In unprecedented conditions, the team is drawing on whatever past experience it can. Among Hendy’s colleagues are researchers who worked on modelling and controlling the Mycoplasma bovis outbreak in cattle, and the 2015 Queensland fruit fly scare in Grey Lynn, Auckland – coincidentally, the suburb Hendy lives in – where restrictions on the movement of fruit and vegetables were put in place.
Three years ago, Hendy and others carried out a study to see if they could predict the spread of seasonal flu by looking at aggregated location data from mobile phones, to track the movement of people from one DHB area to another.
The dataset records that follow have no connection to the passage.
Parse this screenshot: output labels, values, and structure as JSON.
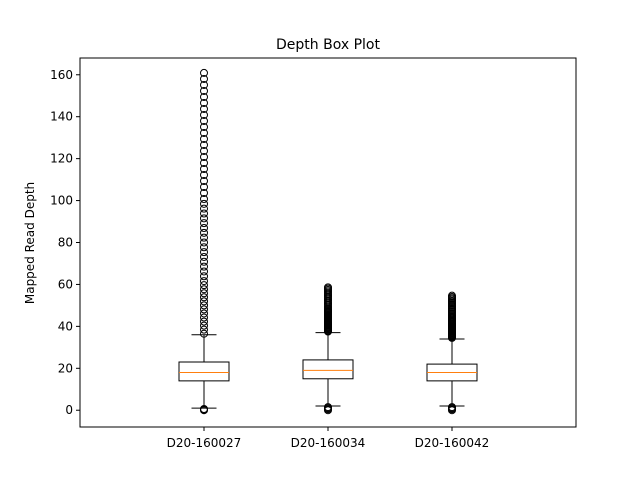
{
  "chart_data": {
    "type": "box",
    "title": "Depth Box Plot",
    "xlabel": "",
    "ylabel": "Mapped Read Depth",
    "ylim": [
      -8,
      168
    ],
    "yticks": [
      0,
      20,
      40,
      60,
      80,
      100,
      120,
      140,
      160
    ],
    "grid": false,
    "categories": [
      "D20-160027",
      "D20-160034",
      "D20-160042"
    ],
    "boxes": [
      {
        "name": "D20-160027",
        "whisker_low": 1,
        "q1": 14,
        "median": 18,
        "q3": 23,
        "whisker_high": 36,
        "outliers_high_range": [
          36.5,
          161
        ],
        "outliers_low_range": [
          0,
          0.8
        ]
      },
      {
        "name": "D20-160034",
        "whisker_low": 2,
        "q1": 15,
        "median": 19,
        "q3": 24,
        "whisker_high": 37,
        "outliers_high_range": [
          37.5,
          59
        ],
        "outliers_low_range": [
          0,
          1.5
        ]
      },
      {
        "name": "D20-160042",
        "whisker_low": 2,
        "q1": 14,
        "median": 18,
        "q3": 22,
        "whisker_high": 34,
        "outliers_high_range": [
          34.5,
          55
        ],
        "outliers_low_range": [
          0,
          1.5
        ]
      }
    ],
    "colors": {
      "box": "#000000",
      "median": "#ff7f0e",
      "outlier": "#000000"
    }
  }
}
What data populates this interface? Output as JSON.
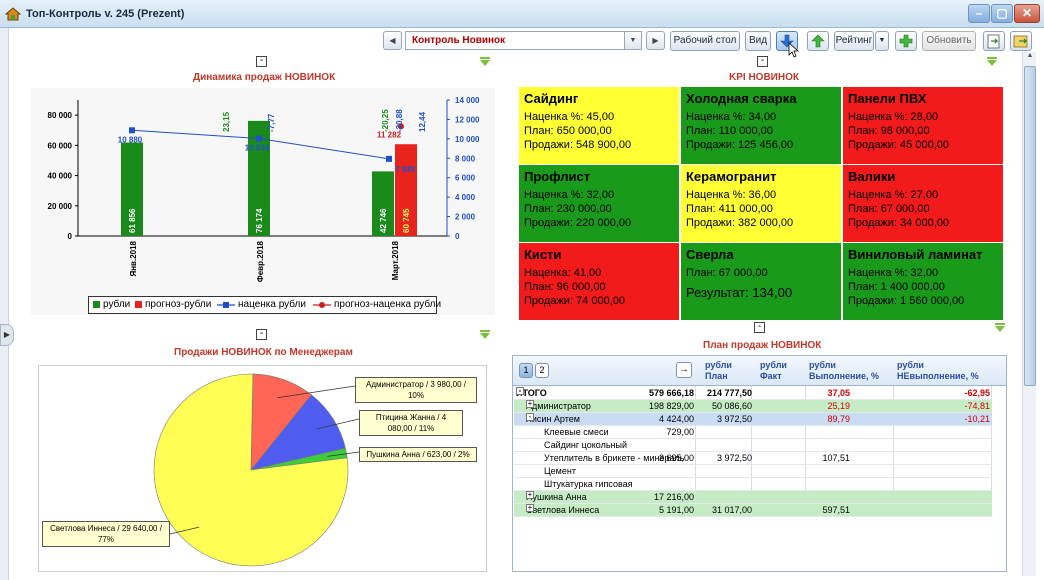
{
  "window": {
    "title": "Топ-Контроль v. 245 (Prezent)",
    "controls": [
      "–",
      "▢",
      "✕"
    ]
  },
  "toolbar": {
    "combo_value": "Контроль Новинок",
    "desktop_label": "Рабочий стол",
    "view_label": "Вид",
    "rating_label": "Рейтинг",
    "refresh_label": "Обновить"
  },
  "panels": {
    "sales_dynamics_title": "Динамика продаж НОВИНОК",
    "kpi_title": "KPI НОВИНОК",
    "managers_title": "Продажи НОВИНОК по Менеджерам",
    "plan_title": "План продаж НОВИНОК",
    "collapse_glyph": "-"
  },
  "chart_data": [
    {
      "type": "bar",
      "title": "Динамика продаж НОВИНОК",
      "categories": [
        "Янв.2018",
        "Февр.2018",
        "Март.2018"
      ],
      "left_axis": {
        "ticks": [
          "0",
          "20 000",
          "40 000",
          "60 000",
          "80 000"
        ],
        "ylim": [
          0,
          90000
        ]
      },
      "right_axis": {
        "ticks": [
          "0",
          "2 000",
          "4 000",
          "6 000",
          "8 000",
          "10 000",
          "12 000",
          "14 000"
        ],
        "ylim": [
          0,
          14000
        ]
      },
      "series": [
        {
          "name": "рубли",
          "color": "#1a8a1a",
          "values": [
            61856,
            76174,
            42746
          ],
          "labels": [
            "61 856",
            "76 174",
            "42 746"
          ]
        },
        {
          "name": "прогноз-рубли",
          "color": "#e8241c",
          "values": [
            null,
            null,
            60745
          ],
          "labels": [
            "",
            "",
            "60 745"
          ]
        },
        {
          "name": "наценка рубли",
          "color": "#1f4fc9",
          "values": [
            10880,
            10034,
            7939
          ],
          "labels": [
            "10 880",
            "10 034",
            "7 939"
          ]
        },
        {
          "name": "прогноз-наценка рубли",
          "color": "#c81e1e",
          "values": [
            null,
            null,
            11282
          ],
          "labels": [
            "",
            "",
            "11 282"
          ]
        }
      ],
      "top_labels": [
        {
          "text": "23,15",
          "color": "#1a8a1a"
        },
        {
          "text": "-7,77",
          "color": "#1f4fc9"
        },
        {
          "text": "-20,25",
          "color": "#1a8a1a"
        },
        {
          "text": "-20,88",
          "color": "#1f4fc9"
        },
        {
          "text": "12,44",
          "color": "#1f4fc9"
        }
      ]
    },
    {
      "type": "pie",
      "title": "Продажи НОВИНОК по Менеджерам",
      "series": [
        {
          "name": "Администратор",
          "value": 3980.0,
          "percent": 10,
          "color": "#ff6655",
          "label": "Администратор / 3 980,00 / 10%"
        },
        {
          "name": "Птицина Жанна",
          "value": 4080.0,
          "percent": 11,
          "color": "#4f5cf0",
          "label": "Птицина Жанна / 4 080,00 / 11%"
        },
        {
          "name": "Пушкина Анна",
          "value": 623.0,
          "percent": 2,
          "color": "#3ccc3c",
          "label": "Пушкина Анна / 623,00 / 2%"
        },
        {
          "name": "Светлова Иннеса",
          "value": 29640.0,
          "percent": 77,
          "color": "#ffff55",
          "label": "Светлова Иннеса / 29 640,00 / 77%"
        }
      ]
    }
  ],
  "legend": [
    "рубли",
    "прогноз-рубли",
    "наценка рубли",
    "прогноз-наценка рубли"
  ],
  "kpi": [
    {
      "name": "Сайдинг",
      "color": "yellow",
      "lines": [
        "Наценка %: 45,00",
        "План: 650 000,00",
        "Продажи: 548 900,00"
      ]
    },
    {
      "name": "Холодная сварка",
      "color": "green",
      "lines": [
        "Наценка %: 34,00",
        "План: 110 000,00",
        "Продажи: 125 456,00"
      ]
    },
    {
      "name": "Панели ПВХ",
      "color": "red",
      "lines": [
        "Наценка %: 28,00",
        "План: 98 000,00",
        "Продажи: 45 000,00"
      ]
    },
    {
      "name": "Профлист",
      "color": "green",
      "lines": [
        "Наценка %: 32,00",
        "План: 230 000,00",
        "Продажи: 220 000,00"
      ]
    },
    {
      "name": "Керамогранит",
      "color": "yellow",
      "lines": [
        "Наценка %: 36,00",
        "План: 411 000,00",
        "Продажи: 382 000,00"
      ]
    },
    {
      "name": "Валики",
      "color": "red",
      "lines": [
        "Наценка %: 27,00",
        "План: 67 000,00",
        "Продажи: 34 000,00"
      ]
    },
    {
      "name": "Кисти",
      "color": "red",
      "lines": [
        "Наценка: 41,00",
        "План: 96 000,00",
        "Продажи: 74 000,00"
      ]
    },
    {
      "name": "Сверла",
      "color": "green",
      "lines": [
        "План: 67 000,00",
        "Результат: 134,00"
      ]
    },
    {
      "name": "Виниловый ламинат",
      "color": "green",
      "lines": [
        "Наценка %: 32,00",
        "План: 1 400 000,00",
        "Продажи: 1 560 000,00"
      ]
    }
  ],
  "plan_table": {
    "pages": [
      "1",
      "2"
    ],
    "headers": [
      {
        "top": "рубли",
        "bottom": "План"
      },
      {
        "top": "рубли",
        "bottom": "Факт"
      },
      {
        "top": "рубли",
        "bottom": "Выполнение, %"
      },
      {
        "top": "рубли",
        "bottom": "НЕвыполнение, %"
      }
    ],
    "rows": [
      {
        "label": "ИТОГО",
        "toggle": "-",
        "indent": 0,
        "style": "total",
        "plan": "579 666,18",
        "fact": "214 777,50",
        "done": "37,05",
        "undone": "-62,95"
      },
      {
        "label": "Администратор",
        "toggle": "+",
        "indent": 1,
        "style": "green",
        "plan": "198 829,00",
        "fact": "50 086,60",
        "done": "25,19",
        "undone": "-74,81"
      },
      {
        "label": "Лисин Артем",
        "toggle": "-",
        "indent": 1,
        "style": "blue",
        "plan": "4 424,00",
        "fact": "3 972,50",
        "done": "89,79",
        "undone": "-10,21"
      },
      {
        "label": "Клеевые смеси",
        "toggle": "",
        "indent": 2,
        "style": "",
        "plan": "729,00",
        "fact": "",
        "done": "",
        "undone": ""
      },
      {
        "label": "Сайдинг цокольный",
        "toggle": "",
        "indent": 2,
        "style": "",
        "plan": "",
        "fact": "",
        "done": "",
        "undone": ""
      },
      {
        "label": "Утеплитель в брикете - минераль",
        "toggle": "",
        "indent": 2,
        "style": "",
        "plan": "3 695,00",
        "fact": "3 972,50",
        "done": "107,51",
        "undone": ""
      },
      {
        "label": "Цемент",
        "toggle": "",
        "indent": 2,
        "style": "",
        "plan": "",
        "fact": "",
        "done": "",
        "undone": ""
      },
      {
        "label": "Штукатурка гипсовая",
        "toggle": "",
        "indent": 2,
        "style": "",
        "plan": "",
        "fact": "",
        "done": "",
        "undone": ""
      },
      {
        "label": "Пушкина Анна",
        "toggle": "+",
        "indent": 1,
        "style": "green",
        "plan": "17 216,00",
        "fact": "",
        "done": "",
        "undone": ""
      },
      {
        "label": "Светлова Иннеса",
        "toggle": "+",
        "indent": 1,
        "style": "green",
        "plan": "5 191,00",
        "fact": "31 017,00",
        "done": "597,51",
        "undone": ""
      }
    ]
  },
  "icons": {
    "app": "app-house-icon",
    "nav_prev": "chevron-left-icon",
    "nav_next": "chevron-right-icon",
    "down": "arrow-down-icon",
    "up": "arrow-up-icon",
    "add": "plus-icon",
    "export": "export-icon",
    "close_panel": "exit-icon"
  }
}
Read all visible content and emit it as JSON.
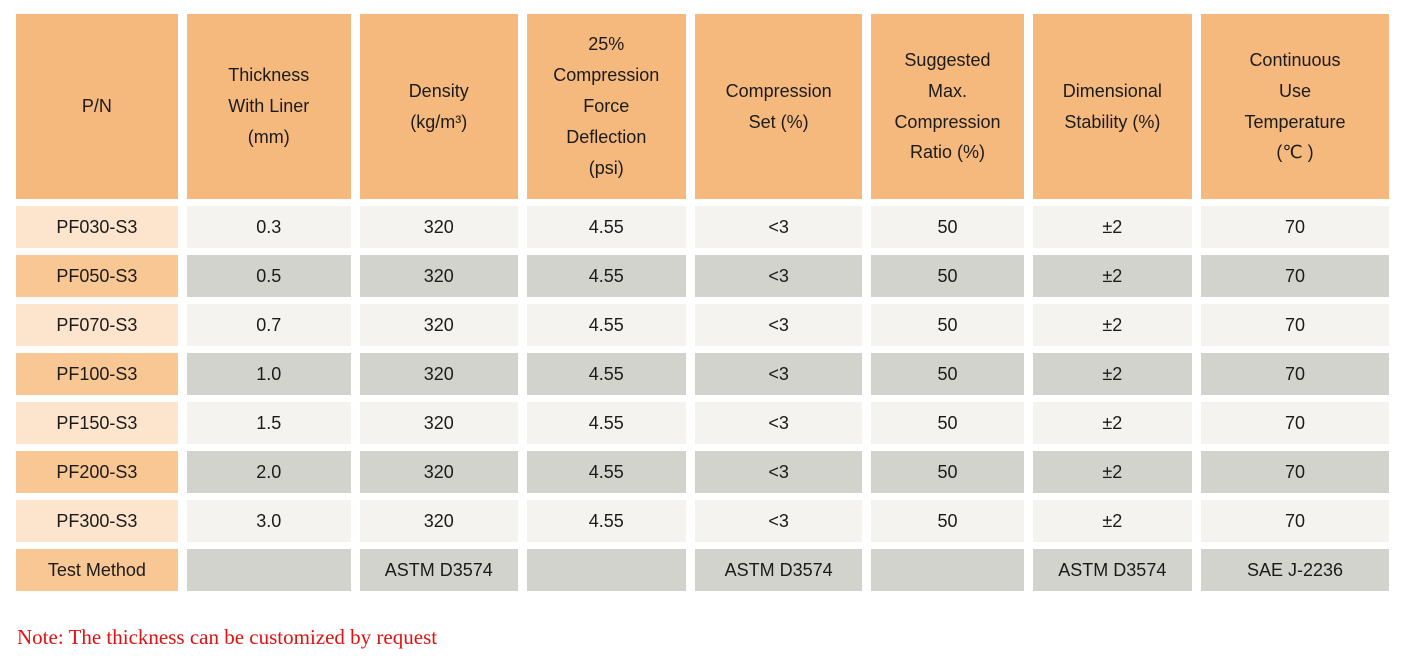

“On a given day, how many people went from MidCentral to Capital & Coast, for example? And that was enough for us to say something useful about how the flu moved around the country.”
Now, they’re hoping to do the same for Covid-19, but at a suburb-to-suburb level. “We ought to see a big reduction in people moving round… and that’ll start to give us a good handle on how well we’re combating the disease.”
The kitchen table Ground Zero for New Zealand’s Covid-19 modelling isn’t foolproof.
‘First big hiccup’
“I had my first big hiccup this morning when someone from central government emailed me a whole bunch of Excel spreadsheets. My email client crashed and I was out of action for about ten minutes,” Hendy says.
Mostly things have gone smoothly. They use Zoom, they use Slack, there’s some sharing of code. If they need it, there’s high-performance cloud storage available to them.
“It actually helps that a lot of our people have worked together before…. We’ve got used to working remotely together so you can work quite efficiently.”
For the next little while, though, the model will be “a little bit rudimentary”.
“It’s the first time we’ve ever done anything like this in New Zealand so there’s a lot of guesswork involved,” he says. “Every day we’re rebuilding the engine under the hood.”
This article is republished by the Pacific Media Centre under a partnership agreement with RNZ.